Member of the Victorian Legislative Council for Northern Victoria Region
- In office 24 November 2018 – 26 November 2022
- Preceded by: Damian Drum
- Succeeded by: Georgie Purcell

Personal details
- Born: Finley, New South Wales, Australia
- Party: Derryn Hinch's Justice Party (until 2023)
- Occupation: Youth worker

= Tania Maxwell =

Australian politician

Tania Maree Maxwell is a former Australian politician. She was a Derryn Hinch's Justice Party member of the Victorian Legislative Council between 2018 and 2022, representing Northern Victoria Region. She was not re-elected at the 2022 state election.

Maxwell was born and raised in Finley, New South Wales, before moving to Perth to work in Western Australia's mining sector in 1988. She then moved to Wangaratta, Victoria, where she became a youth worker and studied mental health.

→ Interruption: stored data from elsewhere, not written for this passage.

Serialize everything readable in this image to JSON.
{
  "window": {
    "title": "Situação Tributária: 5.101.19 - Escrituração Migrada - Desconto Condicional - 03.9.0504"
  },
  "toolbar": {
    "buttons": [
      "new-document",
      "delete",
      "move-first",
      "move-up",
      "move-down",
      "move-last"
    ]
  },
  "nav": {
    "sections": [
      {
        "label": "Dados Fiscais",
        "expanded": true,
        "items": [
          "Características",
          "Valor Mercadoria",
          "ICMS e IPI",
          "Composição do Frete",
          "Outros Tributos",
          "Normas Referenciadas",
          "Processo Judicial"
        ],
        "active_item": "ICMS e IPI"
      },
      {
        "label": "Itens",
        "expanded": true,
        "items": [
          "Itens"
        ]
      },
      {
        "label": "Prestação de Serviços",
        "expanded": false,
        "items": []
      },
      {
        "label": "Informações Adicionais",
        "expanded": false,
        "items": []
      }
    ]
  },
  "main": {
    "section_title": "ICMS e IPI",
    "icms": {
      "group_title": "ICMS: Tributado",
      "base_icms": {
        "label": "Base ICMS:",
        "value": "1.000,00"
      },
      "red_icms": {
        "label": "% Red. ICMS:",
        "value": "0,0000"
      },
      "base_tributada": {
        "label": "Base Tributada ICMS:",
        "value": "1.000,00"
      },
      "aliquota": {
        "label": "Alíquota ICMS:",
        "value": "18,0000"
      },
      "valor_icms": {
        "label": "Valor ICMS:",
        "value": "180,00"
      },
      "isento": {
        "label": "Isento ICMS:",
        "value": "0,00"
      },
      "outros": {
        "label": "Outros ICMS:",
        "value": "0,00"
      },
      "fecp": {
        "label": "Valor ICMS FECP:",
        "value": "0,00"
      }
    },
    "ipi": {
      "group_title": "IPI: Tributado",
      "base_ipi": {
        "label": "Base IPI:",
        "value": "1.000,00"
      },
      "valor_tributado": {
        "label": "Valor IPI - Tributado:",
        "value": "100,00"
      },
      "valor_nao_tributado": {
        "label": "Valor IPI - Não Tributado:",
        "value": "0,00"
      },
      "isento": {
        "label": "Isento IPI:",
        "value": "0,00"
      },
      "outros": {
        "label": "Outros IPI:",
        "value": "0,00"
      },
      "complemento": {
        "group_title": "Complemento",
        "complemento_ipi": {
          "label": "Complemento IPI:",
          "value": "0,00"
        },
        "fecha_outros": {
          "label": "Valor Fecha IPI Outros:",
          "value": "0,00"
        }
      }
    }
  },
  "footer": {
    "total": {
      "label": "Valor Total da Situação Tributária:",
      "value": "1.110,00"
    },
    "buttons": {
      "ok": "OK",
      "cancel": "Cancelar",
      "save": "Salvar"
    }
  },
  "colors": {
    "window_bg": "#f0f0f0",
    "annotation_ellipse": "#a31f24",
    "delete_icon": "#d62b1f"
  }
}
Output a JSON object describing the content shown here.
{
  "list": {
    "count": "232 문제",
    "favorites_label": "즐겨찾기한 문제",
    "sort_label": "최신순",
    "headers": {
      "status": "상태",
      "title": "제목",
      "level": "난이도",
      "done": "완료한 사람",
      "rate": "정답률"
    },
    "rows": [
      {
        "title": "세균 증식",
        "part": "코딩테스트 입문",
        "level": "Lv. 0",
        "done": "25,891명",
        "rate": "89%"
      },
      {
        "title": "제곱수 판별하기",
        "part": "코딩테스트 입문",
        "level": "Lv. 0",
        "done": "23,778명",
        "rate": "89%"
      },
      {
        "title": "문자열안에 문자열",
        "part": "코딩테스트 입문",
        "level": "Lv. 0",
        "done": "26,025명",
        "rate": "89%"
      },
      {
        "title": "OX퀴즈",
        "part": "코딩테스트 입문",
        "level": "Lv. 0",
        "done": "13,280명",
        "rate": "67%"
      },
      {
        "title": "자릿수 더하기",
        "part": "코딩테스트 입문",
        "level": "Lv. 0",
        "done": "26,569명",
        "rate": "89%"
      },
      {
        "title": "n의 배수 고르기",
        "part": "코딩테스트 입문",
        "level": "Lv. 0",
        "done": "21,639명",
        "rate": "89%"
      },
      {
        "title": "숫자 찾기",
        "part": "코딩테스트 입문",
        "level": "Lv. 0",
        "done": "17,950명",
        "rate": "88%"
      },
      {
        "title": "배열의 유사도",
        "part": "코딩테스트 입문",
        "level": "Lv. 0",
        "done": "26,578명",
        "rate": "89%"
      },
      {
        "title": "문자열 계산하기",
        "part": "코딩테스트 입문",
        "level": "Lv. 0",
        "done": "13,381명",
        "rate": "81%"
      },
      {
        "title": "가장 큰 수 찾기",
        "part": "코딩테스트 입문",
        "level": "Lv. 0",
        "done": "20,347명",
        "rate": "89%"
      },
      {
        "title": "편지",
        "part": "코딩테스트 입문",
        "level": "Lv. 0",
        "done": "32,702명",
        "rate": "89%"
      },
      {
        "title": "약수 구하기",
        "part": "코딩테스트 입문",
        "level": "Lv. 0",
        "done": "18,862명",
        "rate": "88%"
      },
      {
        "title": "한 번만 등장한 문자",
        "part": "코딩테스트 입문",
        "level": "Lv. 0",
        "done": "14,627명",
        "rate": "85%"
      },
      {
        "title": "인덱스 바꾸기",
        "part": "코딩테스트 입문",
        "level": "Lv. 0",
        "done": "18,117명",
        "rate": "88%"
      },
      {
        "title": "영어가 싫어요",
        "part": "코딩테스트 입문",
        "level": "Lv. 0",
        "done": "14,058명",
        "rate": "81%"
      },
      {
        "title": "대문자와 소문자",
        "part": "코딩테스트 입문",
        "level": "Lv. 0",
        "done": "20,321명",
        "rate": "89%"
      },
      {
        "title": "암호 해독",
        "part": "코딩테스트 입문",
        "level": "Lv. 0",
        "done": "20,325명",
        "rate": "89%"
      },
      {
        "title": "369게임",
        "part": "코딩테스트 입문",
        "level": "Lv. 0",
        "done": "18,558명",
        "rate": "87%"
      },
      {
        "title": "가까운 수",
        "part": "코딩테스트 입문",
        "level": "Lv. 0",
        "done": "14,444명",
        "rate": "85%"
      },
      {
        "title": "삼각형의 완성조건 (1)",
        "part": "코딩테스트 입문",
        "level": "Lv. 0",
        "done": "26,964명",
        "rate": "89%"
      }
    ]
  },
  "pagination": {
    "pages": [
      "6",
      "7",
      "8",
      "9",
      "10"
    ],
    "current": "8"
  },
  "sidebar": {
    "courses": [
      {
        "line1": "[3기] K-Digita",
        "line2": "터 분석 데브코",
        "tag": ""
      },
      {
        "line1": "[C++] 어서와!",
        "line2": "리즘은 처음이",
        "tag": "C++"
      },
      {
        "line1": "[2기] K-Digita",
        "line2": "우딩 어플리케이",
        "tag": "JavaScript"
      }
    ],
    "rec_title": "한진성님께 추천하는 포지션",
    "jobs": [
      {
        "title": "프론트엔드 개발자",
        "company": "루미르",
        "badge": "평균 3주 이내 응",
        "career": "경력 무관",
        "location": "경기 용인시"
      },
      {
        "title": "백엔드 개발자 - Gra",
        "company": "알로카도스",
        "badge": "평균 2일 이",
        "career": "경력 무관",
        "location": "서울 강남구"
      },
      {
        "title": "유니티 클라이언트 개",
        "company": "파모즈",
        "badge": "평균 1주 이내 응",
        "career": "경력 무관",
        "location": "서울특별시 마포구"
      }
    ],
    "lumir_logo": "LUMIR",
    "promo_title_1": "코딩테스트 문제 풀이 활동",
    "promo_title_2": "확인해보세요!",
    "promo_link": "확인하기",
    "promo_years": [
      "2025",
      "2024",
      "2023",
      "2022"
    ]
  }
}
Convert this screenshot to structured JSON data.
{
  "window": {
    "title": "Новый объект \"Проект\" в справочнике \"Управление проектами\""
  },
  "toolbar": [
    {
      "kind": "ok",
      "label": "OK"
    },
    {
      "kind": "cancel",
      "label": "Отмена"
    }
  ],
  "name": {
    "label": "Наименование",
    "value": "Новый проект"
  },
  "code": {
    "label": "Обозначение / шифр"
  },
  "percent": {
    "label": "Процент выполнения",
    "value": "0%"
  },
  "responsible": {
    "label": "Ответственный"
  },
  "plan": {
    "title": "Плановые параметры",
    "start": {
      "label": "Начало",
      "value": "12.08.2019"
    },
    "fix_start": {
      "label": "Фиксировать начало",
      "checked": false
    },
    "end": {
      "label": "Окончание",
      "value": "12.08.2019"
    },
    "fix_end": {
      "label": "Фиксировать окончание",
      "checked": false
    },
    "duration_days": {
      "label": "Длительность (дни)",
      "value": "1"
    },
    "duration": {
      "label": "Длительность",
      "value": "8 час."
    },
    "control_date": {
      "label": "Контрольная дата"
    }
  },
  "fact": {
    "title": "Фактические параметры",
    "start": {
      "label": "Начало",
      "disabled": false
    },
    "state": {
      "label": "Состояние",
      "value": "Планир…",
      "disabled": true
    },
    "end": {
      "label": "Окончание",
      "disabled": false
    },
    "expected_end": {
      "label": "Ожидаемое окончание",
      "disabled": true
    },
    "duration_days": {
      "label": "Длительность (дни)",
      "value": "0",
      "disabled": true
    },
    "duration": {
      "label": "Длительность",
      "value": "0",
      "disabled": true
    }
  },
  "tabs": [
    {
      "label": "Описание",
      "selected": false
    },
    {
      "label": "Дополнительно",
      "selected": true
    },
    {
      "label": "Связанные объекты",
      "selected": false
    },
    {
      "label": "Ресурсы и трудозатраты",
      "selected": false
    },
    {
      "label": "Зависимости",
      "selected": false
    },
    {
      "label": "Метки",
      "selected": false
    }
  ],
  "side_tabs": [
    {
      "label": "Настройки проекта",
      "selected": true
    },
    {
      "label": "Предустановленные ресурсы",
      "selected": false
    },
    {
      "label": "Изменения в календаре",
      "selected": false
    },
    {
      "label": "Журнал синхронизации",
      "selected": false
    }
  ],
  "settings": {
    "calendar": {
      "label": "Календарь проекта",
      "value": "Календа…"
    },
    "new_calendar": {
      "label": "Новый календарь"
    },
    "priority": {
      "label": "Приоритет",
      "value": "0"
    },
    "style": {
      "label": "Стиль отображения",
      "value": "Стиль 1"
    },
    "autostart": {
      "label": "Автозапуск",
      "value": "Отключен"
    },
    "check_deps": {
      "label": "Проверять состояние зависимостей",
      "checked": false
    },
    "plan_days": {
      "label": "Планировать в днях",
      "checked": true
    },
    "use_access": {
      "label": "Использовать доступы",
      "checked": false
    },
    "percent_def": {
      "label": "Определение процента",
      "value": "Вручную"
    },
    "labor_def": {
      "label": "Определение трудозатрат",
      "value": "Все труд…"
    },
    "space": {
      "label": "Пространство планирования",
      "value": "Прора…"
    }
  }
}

Maxwell in 2020 successfully put a motion in Victoria's Parliament to establish an inquiry into Victoria's criminal justice system by the Legislative Council Legal and Social Issues Committee, of which she had been a member since 2019. The inquiry's first hearing was held in Wangaratta. The committee reported on March 24, 2021, making 100 recommendations to reform the state's criminal justice system.

Ahead of the 2022 state election, Maxwell stated she was not privy to preference deals negotiated and agreed to by her party, and encouraged people to vote below the line.

Maxwell is married to Jarrod Toomer.